The Chicago Manual of Style, 16th ed. does not have formal reference guidelines for datasets. However, if you can identify the elements of data citation (author, title, publisher/distributor, and electronic location/unique resource identifer), then you can construct a sufficient reference entry.
Author Last, First. Year. Title of Dataset. File name or identifier. Location of Publisher: Publisher. Location of Distributor: Distributor. DOI/URI.
Smith, Tom W., Peter V. Marsden, and Michael Hout. 2011. General Social Survey, 1972-2010 Cumulative File. ICPSR31521-v1. Chicago, IL: National Opinion Research Center. Distributed by Ann Arbor, MI: Inter-university Consortium for Political and Social Research. doi:10.3886/ICPSR31521.v1.
The Modern Language Association, 8th ed. does not have formal reference guidelines for datasets. An appropriate reference entry can be constructed using the MLA core elements.
Datasets (constructed using the MLA core elements):
Smith, Tom W., Peter V. Marsden, and Michael Hout. General Social Survey, 1972-2010 Cumulative File.
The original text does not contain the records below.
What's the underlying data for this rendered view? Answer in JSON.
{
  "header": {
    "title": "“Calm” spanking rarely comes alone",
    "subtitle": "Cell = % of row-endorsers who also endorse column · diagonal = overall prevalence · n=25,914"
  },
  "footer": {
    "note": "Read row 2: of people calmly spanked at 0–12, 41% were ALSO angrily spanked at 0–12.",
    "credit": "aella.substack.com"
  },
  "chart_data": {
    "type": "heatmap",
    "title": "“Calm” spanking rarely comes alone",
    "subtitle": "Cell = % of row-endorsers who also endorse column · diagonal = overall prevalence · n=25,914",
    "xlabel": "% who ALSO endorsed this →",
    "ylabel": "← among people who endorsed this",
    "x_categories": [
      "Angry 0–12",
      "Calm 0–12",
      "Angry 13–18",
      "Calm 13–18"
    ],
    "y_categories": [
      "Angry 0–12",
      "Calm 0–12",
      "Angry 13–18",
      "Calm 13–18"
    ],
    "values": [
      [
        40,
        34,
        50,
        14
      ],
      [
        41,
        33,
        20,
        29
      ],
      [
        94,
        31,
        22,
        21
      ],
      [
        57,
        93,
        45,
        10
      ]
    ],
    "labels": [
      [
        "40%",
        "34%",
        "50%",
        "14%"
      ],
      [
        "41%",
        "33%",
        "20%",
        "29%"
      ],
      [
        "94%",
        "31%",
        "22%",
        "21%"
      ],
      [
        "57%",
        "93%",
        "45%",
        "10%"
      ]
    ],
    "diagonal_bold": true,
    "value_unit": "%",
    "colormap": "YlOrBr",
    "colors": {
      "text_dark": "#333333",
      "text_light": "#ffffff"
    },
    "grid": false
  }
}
ICPSR31521-v1. Chicago, IL: National Opinion Research Center [producer]. Ann Arbor, MI: Inter-university Consortium for Political and Social Research [distributor], 2011. Web. 23 Jan 2012. doi:10.3886/ICPSR31521.v1.
MLA does, however, have formal guidelines for citing graphically represented data.
Goldberg, David, et al. Enrollments in Languages Other Than English in United States Institutions of Higher Education, Fall 2013. Modern Language Association, Feb 2015, www.mla.org/enrollments_census.